L'enthousiasme plonge les hommes privilégiés qui en sont susceptibles, dans un oubli presque continuel de tout ce qui est étranger aux arts qu'ils professent. [p. 722] Toute leur conduite est en général si peu ressemblante avec ce que nous regardons comme les manieres d'être, adoptées dans la société, qu'on se trouve porté, presque sans le vouloir, à les regarder comme des especes singulieres; ce n'est rien moins qu'à la raison qu'on attribue ce qu'on appelle leurs bisarreries ou leurs écarts, de - là tous les préjugés établis, & que l'instruction a bien de la peine à détruire. Mais a - t - on vû encore quelque espece d'hommes parfaite? en trouve - t - on beaucoup qui portent une raison supérieure dans plusieurs genres? qu'il nous suffise de dire qu'on rencontre communément dans les vrais talens une bonne foi comme naturelle, une franchise de caractere, & sur - tout l'antipathie la plus décidée pour tout ce qui a l'air d'intrigue, d'artifice, de cabale. Pense - t - on que ce soit - là un des moindres ouvrages de la raison? Aussi lorsque vous verrez un homme de lettres, un peintre, un musicien souple, rampant, fertile en détours, adroit courtisan, ne cherchez point chez lui ce que nous appellons le vrai talent. Peut - être aura - t - il des succès: il en est de passagers que la cabale procure. Ne soyez point surpris de le voir envahir toutes les places de son état, & celles même qui paroissent lui être le plus étrangeres; il a la sorte de mérite qui les donne: mais un nom illustre, une gloire pure & durable, cette considération flateuse, apanage honorable des talens distingués, ne seront jamais son partage. La charlatanerie trompe les sots, entraîne la multitude, ébloüit les grands; mais elle ne donne que des joüissances de peu de durée. Pour produire des ouvrages qui restent, pour acquérir une gloire que la postérité confirme, il faut des ouvrages & des succès qui résistent aux efforts du tems, & à l'examen des sages; il faut avoir senti un enthousiasme vrai, & l'avoir fait passer dans tous les esprits; il faut que le tems l'entretienne, & que la réflexion, loin de l'éteindre, le justifie.
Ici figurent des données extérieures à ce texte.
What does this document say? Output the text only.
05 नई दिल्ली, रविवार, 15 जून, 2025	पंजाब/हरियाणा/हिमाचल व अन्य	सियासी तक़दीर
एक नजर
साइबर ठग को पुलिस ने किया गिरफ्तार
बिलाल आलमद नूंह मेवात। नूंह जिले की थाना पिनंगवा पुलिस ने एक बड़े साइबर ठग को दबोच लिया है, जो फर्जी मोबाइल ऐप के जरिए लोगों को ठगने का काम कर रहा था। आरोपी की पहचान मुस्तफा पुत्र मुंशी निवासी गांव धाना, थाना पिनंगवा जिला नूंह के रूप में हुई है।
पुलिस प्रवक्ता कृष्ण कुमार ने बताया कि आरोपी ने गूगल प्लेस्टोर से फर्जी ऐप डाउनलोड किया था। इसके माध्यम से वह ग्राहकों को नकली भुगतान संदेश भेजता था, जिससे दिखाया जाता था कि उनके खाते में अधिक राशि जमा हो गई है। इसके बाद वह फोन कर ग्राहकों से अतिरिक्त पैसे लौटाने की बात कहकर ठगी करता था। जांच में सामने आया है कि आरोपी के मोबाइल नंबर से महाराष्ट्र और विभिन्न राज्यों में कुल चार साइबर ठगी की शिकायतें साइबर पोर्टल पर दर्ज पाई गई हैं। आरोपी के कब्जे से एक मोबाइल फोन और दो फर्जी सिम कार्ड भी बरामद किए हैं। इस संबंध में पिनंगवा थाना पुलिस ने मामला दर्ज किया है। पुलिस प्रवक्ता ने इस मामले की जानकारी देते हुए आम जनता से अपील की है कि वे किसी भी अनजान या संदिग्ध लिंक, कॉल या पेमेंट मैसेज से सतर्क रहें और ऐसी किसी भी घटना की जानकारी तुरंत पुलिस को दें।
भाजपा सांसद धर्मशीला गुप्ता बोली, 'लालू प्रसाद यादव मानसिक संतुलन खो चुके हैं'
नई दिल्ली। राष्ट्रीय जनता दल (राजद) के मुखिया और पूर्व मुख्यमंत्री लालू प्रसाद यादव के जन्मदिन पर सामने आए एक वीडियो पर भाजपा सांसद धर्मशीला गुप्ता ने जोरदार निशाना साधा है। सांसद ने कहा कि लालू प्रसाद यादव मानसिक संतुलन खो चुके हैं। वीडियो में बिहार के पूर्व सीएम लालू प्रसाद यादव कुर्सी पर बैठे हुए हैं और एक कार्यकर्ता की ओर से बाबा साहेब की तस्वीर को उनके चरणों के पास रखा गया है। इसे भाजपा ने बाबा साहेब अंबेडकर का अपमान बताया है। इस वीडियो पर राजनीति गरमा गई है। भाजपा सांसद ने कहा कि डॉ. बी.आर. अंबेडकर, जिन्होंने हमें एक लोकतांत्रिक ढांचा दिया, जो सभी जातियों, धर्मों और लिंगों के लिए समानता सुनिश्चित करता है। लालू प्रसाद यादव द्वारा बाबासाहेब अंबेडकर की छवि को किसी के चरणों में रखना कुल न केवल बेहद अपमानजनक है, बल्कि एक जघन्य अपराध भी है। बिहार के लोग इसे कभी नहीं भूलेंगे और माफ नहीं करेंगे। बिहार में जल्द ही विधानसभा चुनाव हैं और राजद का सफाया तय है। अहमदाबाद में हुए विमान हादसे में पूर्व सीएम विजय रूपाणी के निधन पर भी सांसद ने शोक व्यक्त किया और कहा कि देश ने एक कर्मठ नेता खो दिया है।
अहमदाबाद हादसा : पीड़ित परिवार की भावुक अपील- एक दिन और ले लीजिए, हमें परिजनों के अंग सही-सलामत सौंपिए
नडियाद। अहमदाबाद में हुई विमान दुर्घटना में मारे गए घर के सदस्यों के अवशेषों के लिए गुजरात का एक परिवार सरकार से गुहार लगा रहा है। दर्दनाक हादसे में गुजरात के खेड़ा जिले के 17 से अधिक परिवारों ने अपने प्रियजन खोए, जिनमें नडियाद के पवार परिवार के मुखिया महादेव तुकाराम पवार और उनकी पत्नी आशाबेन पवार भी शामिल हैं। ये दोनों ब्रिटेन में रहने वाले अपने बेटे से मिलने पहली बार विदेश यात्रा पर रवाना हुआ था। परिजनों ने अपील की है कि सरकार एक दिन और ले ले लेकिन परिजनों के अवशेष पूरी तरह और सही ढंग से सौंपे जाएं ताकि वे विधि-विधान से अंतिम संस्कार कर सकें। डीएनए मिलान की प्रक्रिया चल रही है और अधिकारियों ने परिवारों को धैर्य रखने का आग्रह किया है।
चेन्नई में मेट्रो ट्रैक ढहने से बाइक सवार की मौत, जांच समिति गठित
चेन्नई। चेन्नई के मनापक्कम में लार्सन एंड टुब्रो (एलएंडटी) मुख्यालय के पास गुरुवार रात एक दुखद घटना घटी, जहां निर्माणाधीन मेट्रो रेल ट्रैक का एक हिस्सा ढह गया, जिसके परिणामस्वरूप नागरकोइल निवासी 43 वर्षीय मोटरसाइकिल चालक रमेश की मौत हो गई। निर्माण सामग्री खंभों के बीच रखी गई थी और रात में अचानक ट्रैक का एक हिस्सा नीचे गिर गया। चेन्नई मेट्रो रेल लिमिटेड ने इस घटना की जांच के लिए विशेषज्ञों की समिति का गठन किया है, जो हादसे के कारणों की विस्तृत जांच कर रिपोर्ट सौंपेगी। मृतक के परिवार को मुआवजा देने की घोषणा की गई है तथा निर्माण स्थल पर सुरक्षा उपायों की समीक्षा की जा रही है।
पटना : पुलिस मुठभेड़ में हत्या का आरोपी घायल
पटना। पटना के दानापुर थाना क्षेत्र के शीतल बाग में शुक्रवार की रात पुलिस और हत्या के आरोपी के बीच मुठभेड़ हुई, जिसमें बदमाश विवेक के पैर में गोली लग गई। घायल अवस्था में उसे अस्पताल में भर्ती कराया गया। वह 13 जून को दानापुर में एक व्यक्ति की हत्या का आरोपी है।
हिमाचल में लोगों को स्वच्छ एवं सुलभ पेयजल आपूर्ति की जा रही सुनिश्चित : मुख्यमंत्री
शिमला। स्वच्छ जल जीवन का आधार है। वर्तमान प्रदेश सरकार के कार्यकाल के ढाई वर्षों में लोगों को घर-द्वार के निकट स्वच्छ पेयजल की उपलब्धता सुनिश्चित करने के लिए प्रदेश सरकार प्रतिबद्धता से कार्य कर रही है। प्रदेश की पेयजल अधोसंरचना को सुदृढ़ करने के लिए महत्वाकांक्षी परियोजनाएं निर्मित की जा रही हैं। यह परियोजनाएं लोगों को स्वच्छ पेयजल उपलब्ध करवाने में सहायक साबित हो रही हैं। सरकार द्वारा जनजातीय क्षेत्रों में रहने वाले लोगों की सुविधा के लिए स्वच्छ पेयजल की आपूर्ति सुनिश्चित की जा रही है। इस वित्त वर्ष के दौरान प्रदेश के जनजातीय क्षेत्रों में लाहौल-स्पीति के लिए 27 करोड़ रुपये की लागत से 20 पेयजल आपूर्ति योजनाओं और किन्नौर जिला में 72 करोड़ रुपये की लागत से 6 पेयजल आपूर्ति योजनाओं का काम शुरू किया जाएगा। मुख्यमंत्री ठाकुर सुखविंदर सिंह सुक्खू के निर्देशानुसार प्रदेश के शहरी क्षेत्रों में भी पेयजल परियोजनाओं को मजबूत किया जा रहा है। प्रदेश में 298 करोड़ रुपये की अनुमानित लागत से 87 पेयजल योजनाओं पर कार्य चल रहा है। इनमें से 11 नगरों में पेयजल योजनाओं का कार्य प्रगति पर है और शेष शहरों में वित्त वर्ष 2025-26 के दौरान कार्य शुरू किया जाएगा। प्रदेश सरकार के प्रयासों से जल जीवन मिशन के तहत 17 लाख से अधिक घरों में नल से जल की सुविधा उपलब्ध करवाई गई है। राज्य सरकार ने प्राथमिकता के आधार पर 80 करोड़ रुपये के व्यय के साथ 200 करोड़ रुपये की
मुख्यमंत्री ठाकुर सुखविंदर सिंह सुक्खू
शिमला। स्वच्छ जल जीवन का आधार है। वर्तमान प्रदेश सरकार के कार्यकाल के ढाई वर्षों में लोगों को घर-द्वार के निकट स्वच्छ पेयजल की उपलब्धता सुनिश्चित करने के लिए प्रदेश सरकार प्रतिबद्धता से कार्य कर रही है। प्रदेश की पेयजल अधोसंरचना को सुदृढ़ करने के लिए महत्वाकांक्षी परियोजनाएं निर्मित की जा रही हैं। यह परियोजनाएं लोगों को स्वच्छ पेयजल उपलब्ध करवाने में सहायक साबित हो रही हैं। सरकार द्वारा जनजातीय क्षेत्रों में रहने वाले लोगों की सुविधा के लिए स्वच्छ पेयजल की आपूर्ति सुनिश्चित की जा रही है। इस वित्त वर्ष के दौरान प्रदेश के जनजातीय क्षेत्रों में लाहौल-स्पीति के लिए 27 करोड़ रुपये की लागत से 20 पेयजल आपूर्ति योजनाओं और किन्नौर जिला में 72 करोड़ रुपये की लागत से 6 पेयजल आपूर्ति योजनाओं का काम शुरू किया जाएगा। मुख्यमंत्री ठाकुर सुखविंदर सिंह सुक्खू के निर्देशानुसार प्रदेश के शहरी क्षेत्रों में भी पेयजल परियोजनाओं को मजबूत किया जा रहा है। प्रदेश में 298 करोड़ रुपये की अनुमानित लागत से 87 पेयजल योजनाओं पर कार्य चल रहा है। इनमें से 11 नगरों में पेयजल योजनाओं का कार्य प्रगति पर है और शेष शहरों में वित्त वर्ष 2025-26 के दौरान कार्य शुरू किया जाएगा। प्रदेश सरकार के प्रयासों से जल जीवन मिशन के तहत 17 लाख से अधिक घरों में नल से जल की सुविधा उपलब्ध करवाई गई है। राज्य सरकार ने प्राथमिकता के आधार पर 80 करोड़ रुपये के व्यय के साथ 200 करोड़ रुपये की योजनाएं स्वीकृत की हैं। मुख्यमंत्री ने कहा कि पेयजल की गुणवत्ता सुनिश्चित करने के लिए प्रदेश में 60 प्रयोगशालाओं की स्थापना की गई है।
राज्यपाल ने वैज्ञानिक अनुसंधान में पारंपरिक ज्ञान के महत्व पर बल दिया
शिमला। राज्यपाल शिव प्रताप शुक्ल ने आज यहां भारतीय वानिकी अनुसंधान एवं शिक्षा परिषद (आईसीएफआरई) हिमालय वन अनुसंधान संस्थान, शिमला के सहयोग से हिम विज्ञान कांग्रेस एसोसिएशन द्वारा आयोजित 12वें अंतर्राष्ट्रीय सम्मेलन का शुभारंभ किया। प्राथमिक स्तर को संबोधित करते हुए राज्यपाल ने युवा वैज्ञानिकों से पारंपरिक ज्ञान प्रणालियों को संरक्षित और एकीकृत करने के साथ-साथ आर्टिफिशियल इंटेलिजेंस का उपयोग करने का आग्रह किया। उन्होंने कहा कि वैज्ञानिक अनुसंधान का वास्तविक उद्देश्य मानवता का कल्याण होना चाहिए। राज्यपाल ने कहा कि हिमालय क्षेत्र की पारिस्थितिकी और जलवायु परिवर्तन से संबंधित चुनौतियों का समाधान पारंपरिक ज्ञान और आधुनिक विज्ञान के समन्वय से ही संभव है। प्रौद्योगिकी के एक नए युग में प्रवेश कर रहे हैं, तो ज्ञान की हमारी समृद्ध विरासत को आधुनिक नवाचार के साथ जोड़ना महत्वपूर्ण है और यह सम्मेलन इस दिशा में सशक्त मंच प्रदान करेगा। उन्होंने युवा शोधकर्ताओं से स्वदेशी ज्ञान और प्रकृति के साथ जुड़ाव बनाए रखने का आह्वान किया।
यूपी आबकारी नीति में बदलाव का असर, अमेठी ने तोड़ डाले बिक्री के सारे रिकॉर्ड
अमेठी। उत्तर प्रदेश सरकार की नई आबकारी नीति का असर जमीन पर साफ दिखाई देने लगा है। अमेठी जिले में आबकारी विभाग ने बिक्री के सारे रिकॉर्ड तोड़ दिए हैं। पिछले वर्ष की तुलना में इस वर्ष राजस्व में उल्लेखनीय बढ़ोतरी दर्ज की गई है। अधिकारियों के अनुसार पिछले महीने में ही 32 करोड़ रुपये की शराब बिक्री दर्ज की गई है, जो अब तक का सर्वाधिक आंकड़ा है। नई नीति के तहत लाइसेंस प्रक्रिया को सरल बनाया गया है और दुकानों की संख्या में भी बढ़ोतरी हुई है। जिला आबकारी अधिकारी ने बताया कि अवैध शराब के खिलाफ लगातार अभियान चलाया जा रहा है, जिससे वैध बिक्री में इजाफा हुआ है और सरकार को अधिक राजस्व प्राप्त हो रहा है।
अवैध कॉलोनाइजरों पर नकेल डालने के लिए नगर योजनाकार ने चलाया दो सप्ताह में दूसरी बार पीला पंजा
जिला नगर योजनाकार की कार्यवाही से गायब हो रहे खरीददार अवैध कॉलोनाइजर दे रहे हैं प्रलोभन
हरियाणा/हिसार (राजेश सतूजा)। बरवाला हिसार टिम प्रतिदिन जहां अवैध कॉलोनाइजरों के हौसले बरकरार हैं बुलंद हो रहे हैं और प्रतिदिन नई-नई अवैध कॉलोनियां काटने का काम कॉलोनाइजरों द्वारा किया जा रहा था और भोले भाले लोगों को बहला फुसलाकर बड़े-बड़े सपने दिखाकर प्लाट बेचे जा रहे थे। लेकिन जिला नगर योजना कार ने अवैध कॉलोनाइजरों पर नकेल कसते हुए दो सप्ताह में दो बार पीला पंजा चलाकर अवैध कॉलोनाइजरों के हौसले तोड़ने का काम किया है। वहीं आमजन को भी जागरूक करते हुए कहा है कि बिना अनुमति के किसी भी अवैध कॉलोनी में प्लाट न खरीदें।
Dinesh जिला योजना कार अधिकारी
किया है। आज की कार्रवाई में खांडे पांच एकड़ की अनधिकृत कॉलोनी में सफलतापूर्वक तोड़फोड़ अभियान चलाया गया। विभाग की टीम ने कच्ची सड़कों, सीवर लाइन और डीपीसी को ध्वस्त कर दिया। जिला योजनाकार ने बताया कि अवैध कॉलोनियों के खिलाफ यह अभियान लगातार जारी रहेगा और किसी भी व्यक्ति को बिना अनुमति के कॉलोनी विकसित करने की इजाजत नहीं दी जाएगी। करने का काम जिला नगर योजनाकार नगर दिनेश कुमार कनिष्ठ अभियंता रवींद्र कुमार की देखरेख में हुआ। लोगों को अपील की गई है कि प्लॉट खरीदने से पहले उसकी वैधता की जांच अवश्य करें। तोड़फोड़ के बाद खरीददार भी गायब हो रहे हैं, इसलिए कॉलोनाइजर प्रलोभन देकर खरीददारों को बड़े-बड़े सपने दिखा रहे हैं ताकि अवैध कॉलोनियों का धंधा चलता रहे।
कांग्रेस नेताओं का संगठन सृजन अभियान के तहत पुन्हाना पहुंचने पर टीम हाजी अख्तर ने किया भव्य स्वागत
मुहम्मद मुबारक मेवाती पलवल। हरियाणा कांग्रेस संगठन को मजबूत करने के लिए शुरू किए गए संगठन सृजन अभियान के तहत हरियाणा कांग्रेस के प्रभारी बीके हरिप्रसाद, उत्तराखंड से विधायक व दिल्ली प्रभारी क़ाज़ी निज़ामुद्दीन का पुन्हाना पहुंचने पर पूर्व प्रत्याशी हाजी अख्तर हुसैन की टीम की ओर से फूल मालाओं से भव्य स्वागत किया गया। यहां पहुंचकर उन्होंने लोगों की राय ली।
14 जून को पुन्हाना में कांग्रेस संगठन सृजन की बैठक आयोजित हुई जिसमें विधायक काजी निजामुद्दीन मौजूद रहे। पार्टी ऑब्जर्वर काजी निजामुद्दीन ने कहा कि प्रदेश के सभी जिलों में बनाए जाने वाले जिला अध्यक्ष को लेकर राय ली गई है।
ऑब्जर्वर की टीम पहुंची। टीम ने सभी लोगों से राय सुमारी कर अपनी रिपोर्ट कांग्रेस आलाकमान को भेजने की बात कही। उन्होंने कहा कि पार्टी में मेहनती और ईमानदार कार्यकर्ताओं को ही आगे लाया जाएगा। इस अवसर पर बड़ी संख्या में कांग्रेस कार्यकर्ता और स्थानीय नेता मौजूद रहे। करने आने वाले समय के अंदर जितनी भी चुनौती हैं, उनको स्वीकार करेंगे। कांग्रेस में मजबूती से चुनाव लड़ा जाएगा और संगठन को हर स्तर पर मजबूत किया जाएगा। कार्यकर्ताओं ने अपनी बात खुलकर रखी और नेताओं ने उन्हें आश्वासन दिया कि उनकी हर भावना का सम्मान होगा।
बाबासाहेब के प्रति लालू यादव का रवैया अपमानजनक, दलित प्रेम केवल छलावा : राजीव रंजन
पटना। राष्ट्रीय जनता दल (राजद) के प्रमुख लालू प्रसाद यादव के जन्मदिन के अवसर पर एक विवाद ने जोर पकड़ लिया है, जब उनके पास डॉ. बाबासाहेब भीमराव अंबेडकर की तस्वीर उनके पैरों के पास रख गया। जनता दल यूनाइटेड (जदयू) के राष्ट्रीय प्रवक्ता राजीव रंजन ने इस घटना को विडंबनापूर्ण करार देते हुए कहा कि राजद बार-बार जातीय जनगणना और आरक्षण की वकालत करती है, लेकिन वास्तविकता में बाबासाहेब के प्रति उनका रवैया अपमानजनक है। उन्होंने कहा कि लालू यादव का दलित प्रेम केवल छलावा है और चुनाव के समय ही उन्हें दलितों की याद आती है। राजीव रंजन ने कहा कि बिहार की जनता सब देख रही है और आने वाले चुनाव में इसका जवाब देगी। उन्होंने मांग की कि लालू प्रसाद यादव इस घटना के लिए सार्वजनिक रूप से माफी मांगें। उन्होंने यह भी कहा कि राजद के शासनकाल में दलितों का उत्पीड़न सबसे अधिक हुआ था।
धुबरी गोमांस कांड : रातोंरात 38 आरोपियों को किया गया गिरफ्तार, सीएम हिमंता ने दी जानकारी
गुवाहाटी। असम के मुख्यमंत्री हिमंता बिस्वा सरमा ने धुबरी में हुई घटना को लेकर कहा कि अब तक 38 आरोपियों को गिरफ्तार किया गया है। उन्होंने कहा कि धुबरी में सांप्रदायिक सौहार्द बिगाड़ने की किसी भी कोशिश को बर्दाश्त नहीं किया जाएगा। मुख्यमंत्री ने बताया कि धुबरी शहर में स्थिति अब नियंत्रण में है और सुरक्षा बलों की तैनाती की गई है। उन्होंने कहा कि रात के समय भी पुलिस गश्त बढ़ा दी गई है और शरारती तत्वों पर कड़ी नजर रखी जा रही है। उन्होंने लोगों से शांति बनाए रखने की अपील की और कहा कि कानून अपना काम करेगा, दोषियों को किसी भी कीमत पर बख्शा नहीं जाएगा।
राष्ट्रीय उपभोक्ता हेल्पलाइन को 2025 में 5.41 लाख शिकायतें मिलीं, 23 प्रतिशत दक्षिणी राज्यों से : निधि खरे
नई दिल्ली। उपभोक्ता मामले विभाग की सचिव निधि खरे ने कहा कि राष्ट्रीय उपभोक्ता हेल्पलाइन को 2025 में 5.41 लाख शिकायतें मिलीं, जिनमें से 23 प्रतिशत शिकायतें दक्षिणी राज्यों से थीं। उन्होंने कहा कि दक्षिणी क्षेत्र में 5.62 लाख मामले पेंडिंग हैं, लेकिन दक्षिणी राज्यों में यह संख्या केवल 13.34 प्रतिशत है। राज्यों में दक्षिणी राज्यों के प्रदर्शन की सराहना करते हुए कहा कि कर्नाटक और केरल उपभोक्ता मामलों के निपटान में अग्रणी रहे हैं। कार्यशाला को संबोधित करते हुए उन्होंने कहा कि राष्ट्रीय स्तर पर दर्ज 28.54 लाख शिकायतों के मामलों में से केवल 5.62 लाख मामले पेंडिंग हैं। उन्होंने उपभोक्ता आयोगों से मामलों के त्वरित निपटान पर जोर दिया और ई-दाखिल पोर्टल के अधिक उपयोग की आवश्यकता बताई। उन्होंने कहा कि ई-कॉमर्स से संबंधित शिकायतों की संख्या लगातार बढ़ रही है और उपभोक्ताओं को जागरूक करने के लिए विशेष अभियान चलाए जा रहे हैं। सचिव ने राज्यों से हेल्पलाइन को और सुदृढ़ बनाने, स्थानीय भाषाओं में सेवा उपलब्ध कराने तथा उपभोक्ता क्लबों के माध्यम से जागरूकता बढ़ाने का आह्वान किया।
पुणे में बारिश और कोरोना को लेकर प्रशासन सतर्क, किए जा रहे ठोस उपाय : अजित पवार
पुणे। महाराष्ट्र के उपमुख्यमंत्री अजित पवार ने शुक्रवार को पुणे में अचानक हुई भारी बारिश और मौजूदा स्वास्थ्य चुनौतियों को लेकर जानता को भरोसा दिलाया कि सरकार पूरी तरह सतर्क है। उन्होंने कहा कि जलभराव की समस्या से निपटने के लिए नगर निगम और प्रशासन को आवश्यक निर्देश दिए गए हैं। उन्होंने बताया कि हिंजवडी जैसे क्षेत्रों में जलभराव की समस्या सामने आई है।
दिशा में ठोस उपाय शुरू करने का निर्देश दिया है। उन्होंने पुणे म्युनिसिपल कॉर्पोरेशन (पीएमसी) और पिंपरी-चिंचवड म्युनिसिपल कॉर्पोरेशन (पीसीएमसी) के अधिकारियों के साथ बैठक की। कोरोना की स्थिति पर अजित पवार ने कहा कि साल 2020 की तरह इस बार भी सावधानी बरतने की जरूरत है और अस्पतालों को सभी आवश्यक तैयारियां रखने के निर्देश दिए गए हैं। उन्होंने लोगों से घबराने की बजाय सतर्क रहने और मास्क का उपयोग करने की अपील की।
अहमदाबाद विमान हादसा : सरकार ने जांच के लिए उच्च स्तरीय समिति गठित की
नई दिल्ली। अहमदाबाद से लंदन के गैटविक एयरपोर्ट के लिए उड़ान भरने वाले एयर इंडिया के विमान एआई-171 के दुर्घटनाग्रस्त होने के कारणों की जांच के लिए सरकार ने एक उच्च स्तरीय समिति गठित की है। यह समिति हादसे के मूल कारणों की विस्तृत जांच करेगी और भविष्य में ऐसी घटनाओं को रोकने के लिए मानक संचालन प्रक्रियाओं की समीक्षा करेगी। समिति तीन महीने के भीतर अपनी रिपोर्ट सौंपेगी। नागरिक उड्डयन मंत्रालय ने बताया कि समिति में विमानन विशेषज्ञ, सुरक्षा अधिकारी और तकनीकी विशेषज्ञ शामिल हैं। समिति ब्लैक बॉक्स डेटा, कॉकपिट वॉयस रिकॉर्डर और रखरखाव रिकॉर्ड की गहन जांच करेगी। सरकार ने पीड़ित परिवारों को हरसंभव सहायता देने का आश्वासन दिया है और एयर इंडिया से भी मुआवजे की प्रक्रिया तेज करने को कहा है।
Il est de la nature de l'enthousiasme de se communiquer & de se reproduire; c'est une flamme vive qui gagne de proche en proche, qui se nourrit de son propre feu, & qui loin de s'affoiblir en s'étendant, prend de nouvelles forces à mesure qu'elle se répand & se communique.

Je suppose le public assemblé pour voir la représentation d'un excellent ouvrage; la toile se leve, les acteurs paroissent, l'action marche, un transport général interrompt tout - à - coup le spectacle; c'est l'enthousiasme qui se fait sentir, il augmente par degrés, il passe de l'ame des acteurs dans celle des spectateurs; & remarquez qu'à mesure que ceux - ci s'échauffent, le jeu des premiers devient plus animé; leur feu mutuel est comme une balle de paume que l'adresse vive & rapide des joüeurs se renvoye; c'estlà où nous devons toûjours être sûrs d'avoir du plaisir en proportion de la sensibilité que nous montrons pour celui qu'on nous donne.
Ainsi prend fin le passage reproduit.